Por eso he pensado que bien podría celebrar el Día de la Constitución, alabando una monarquía constitucional y una economía de mercado que nos han traído el periodo más largo y fecundo de prosperidad económica y bienestar social de nuestra historia moderna. Ningún país ha cambiado tanto y para bien desde que en la gloriosa Transición apostamos por el diálogo y la libertad, política y de empresa, por la apertura al exterior como señas de identidad de la nueva España. Hasta que embriagados de tanto éxito, como niños mimados que anteponen el capricho al esfuerzo y los derechos a las obligaciones, decidimos abjurar de lo que nos había hecho un país moderno, justo y rico. Y empezamos a deconstruir la arquitectura institucional y sustituir el mérito y la igualdad de oportunidades por el favoritismo y las cuotas identitarias.

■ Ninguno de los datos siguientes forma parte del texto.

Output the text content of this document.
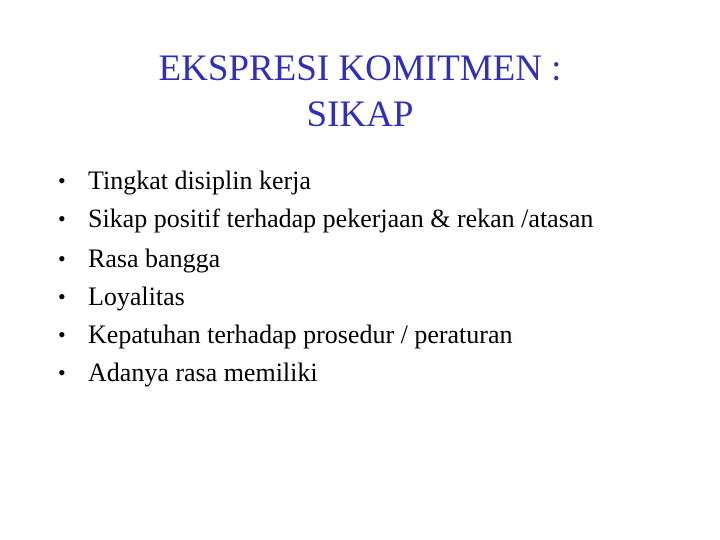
EKSPRESI KOMITMEN :
SIKAP
• Tingkat disiplin kerja
• Sikap positif terhadap pekerjaan & rekan /atasan
• Rasa bangga
• Loyalitas
• Kepatuhan terhadap prosedur / peraturan
• Adanya rasa memiliki
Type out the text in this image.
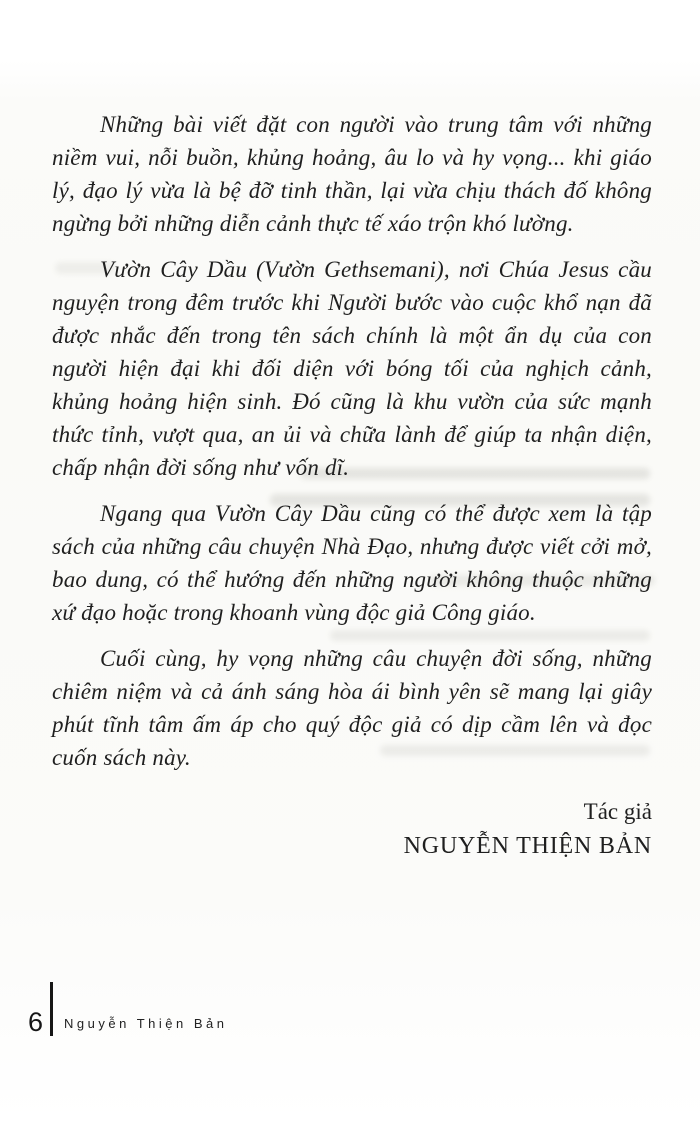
Những bài viết đặt con người vào trung tâm với những niềm vui, nỗi buồn, khủng hoảng, âu lo và hy vọng... khi giáo lý, đạo lý vừa là bệ đỡ tinh thần, lại vừa chịu thách đố không ngừng bởi những diễn cảnh thực tế xáo trộn khó lường.

Vườn Cây Dầu (Vườn Gethsemani), nơi Chúa Jesus cầu nguyện trong đêm trước khi Người bước vào cuộc khổ nạn đã được nhắc đến trong tên sách chính là một ẩn dụ của con người hiện đại khi đối diện với bóng tối của nghịch cảnh, khủng hoảng hiện sinh. Đó cũng là khu vườn của sức mạnh thức tỉnh, vượt qua, an ủi và chữa lành để giúp ta nhận diện, chấp nhận đời sống như vốn dĩ.

Ngang qua Vườn Cây Dầu cũng có thể được xem là tập sách của những câu chuyện Nhà Đạo, nhưng được viết cởi mở, bao dung, có thể hướng đến những người không thuộc những xứ đạo hoặc trong khoanh vùng độc giả Công giáo.

Cuối cùng, hy vọng những câu chuyện đời sống, những chiêm niệm và cả ánh sáng hòa ái bình yên sẽ mang lại giây phút tĩnh tâm ấm áp cho quý độc giả có dịp cầm lên và đọc cuốn sách này.

Tác giả
NGUYỄN THIỆN BẢN
6 Nguyễn Thiện Bản
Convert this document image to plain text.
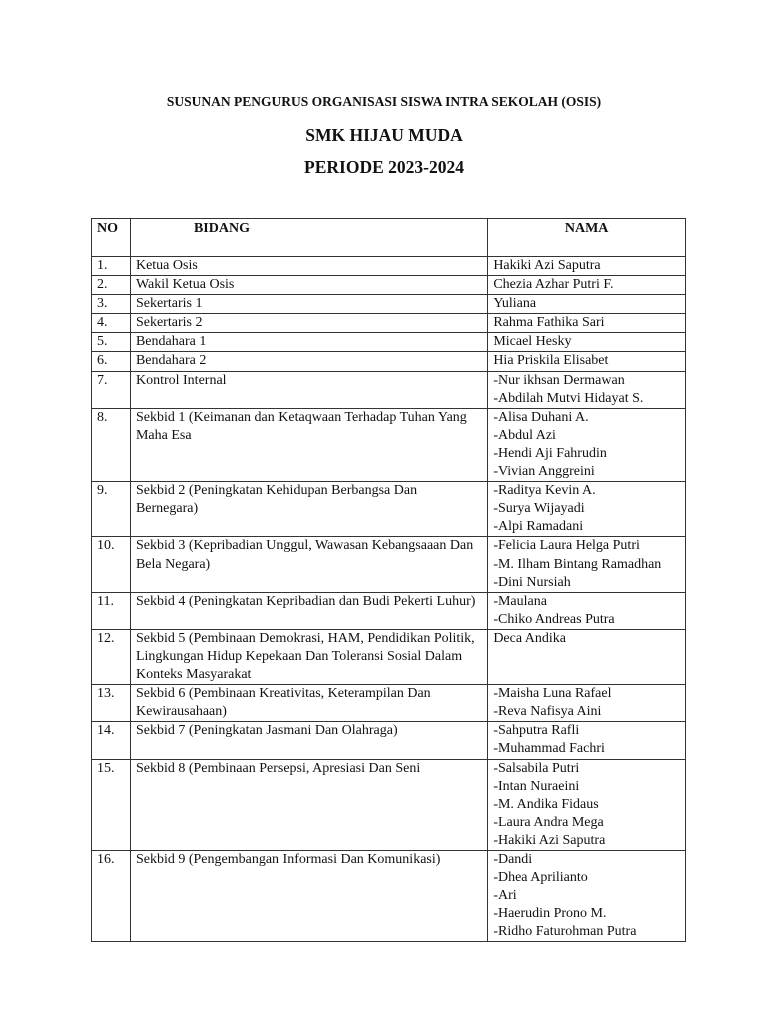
SUSUNAN PENGURUS ORGANISASI SISWA INTRA SEKOLAH (OSIS)
SMK HIJAU MUDA
PERIODE 2023-2024
NO	BIDANG	NAMA
1.	Ketua Osis	Hakiki Azi Saputra

2.	Wakil Ketua Osis	Chezia Azhar Putri F.

3.	Sekertaris 1	Yuliana

4.	Sekertaris 2	Rahma Fathika Sari

5.	Bendahara 1	Micael Hesky

6.	Bendahara 2	Hia Priskila Elisabet

7.	Kontrol Internal	-Nur ikhsan Dermawan
-Abdilah Mutvi Hidayat S.

8.	Sekbid 1 (Keimanan dan Ketaqwaan Terhadap Tuhan Yang Maha Esa	-Alisa Duhani A.
-Abdul Azi
-Hendi Aji Fahrudin
-Vivian Anggreini

9.	Sekbid 2 (Peningkatan Kehidupan Berbangsa Dan Bernegara)	-Raditya Kevin A.
-Surya Wijayadi
-Alpi Ramadani

10.	Sekbid 3 (Kepribadian Unggul, Wawasan Kebangsaaan Dan Bela Negara)	-Felicia Laura Helga Putri
-M. Ilham Bintang Ramadhan
-Dini Nursiah

11.	Sekbid 4 (Peningkatan Kepribadian dan Budi Pekerti Luhur)	-Maulana
-Chiko Andreas Putra

12.	Sekbid 5 (Pembinaan Demokrasi, HAM, Pendidikan Politik, Lingkungan Hidup Kepekaan Dan Toleransi Sosial Dalam Konteks Masyarakat	Deca Andika

13.	Sekbid 6 (Pembinaan Kreativitas, Keterampilan Dan Kewirausahaan)	-Maisha Luna Rafael
-Reva Nafisya Aini

14.	Sekbid 7 (Peningkatan Jasmani Dan Olahraga)	-Sahputra Rafli
-Muhammad Fachri

15.	Sekbid 8 (Pembinaan Persepsi, Apresiasi Dan Seni	-Salsabila Putri
-Intan Nuraeini
-M. Andika Fidaus
-Laura Andra Mega
-Hakiki Azi Saputra

16.	Sekbid 9 (Pengembangan Informasi Dan Komunikasi)	-Dandi
-Dhea Aprilianto
-Ari
-Haerudin Prono M.
-Ridho Faturohman Putra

Son muchos y más capacitados los que han descrito contundentemente el proceso de degradación institucional al que se ha lanzado el presidente Sánchez con furor propio de conversos o inquisidores. Permítanme que aporte a esa denuncia de la deriva totalitaria algunos ejemplos de la política económica; pequeños ejemplos que no tienen la gravedad de los ataques a las libertades fundamentales, pero que van erosionando el tejido institucional y generando una atmósfera de incredulidad, discrecionalidad y favoritismo que nos empobrece. Déjenme que les hable de esas pequeñas cosas que cantaba Serrat que están arruinando nuestra credibilidad, el activo más importante de un pequeño país dependiente del ahorro doméstico y externo y especialmente vulnerable al juicio y capricho de los inversores.

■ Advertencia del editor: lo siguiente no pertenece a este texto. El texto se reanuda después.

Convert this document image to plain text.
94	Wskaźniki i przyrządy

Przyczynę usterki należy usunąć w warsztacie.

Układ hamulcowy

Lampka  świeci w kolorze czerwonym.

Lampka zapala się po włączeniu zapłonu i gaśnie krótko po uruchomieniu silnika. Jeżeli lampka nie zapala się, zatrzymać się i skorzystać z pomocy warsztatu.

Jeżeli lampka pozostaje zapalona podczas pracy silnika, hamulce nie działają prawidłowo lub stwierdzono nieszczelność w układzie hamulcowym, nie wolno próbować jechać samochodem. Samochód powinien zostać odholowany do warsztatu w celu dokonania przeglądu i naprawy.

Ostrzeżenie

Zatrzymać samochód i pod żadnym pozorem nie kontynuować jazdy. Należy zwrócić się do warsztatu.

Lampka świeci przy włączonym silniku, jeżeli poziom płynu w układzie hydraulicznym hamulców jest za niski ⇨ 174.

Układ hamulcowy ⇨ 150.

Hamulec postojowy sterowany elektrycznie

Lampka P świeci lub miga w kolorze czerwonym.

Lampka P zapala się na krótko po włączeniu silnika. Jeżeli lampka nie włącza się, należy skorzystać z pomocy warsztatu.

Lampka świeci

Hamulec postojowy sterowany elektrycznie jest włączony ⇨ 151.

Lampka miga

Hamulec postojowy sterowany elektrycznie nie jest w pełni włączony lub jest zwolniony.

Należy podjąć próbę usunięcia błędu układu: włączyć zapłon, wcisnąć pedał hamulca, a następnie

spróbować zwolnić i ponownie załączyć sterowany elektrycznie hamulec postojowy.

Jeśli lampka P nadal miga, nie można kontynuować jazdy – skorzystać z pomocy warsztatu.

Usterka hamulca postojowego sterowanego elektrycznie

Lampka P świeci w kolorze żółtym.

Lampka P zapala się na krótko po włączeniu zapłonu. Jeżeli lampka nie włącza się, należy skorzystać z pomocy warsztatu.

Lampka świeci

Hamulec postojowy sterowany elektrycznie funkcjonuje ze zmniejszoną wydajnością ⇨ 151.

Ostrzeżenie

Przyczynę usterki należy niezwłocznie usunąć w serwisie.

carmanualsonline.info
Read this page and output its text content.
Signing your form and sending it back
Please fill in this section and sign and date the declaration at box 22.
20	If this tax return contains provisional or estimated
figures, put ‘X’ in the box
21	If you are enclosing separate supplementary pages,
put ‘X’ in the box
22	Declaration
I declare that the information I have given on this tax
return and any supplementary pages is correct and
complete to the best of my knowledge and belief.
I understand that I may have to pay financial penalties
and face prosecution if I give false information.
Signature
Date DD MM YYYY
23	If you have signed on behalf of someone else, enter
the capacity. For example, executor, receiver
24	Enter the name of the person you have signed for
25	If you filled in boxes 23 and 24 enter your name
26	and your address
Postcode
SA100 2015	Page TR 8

«Con la contrarreforma del mercado de trabajo han conseguido que ya nadie sepa cuántos parados hay en España»

Empecemos por las cifras de paro. David Mejía entrevistaba este fin de semana a Pedro Álvarez de Miranda en estas páginas: «La realidad no cambia porque cambiemos el diccionario». ¡Qué ingenuos son estos intelectuales!, pero si eso es precisamente en lo que consiste la política sanchista. Con la contrarreforma del mercado de trabajo han conseguido que ya nadie sepa cuántos parados hay en España. Donde antes teníamos certidumbre estadística, ahora tenemos el limbo de los justos, los «demandantes de empleo ocupados», personas que ni trabajan ni están parados, pero cobran el seguro de desempleo. Son los fijos discontinuos, jornaleros de temporada que no son trabajadores temporales. Y no hablamos de cifras menores, en el marasmo estadístico actual pueden llegar a 800.000 felices humanos. Hay muchas más trampas en la economía laboral del sanchismo, remito al lector interesado al último Observatorio Trimestral del Mercado de Trabajo de fuente tan sospechosa como EY, Sagardoy, BBVA y Fedea, ese sectario conjunto de conspiradores en oscuros cenáculos del poder fáctico.

Antes del feliz advenimiento sanchista, el PIB no era un indicador discutido. O más exactamente, sólo era una variable, fundamental para medir la actividad económica, sujeta a constante revisión técnica entre especialistas. Discusión coordinada por Eurostat, la agencia estadística europea, para adaptarla a la nueva realidad post-digitalización en una economía desmaterializada. Pero las cifras no salían a gusto del Gobierno, no eran compatibles con las fuentes administrativas que controlaba el Ejecutivo. La solución quirúrgica fue inmediata. Se cesa al director y se revisa al alza el crecimiento. Que nos complica la vida con Eurostat, que lo arregle el nuevo Gobierno.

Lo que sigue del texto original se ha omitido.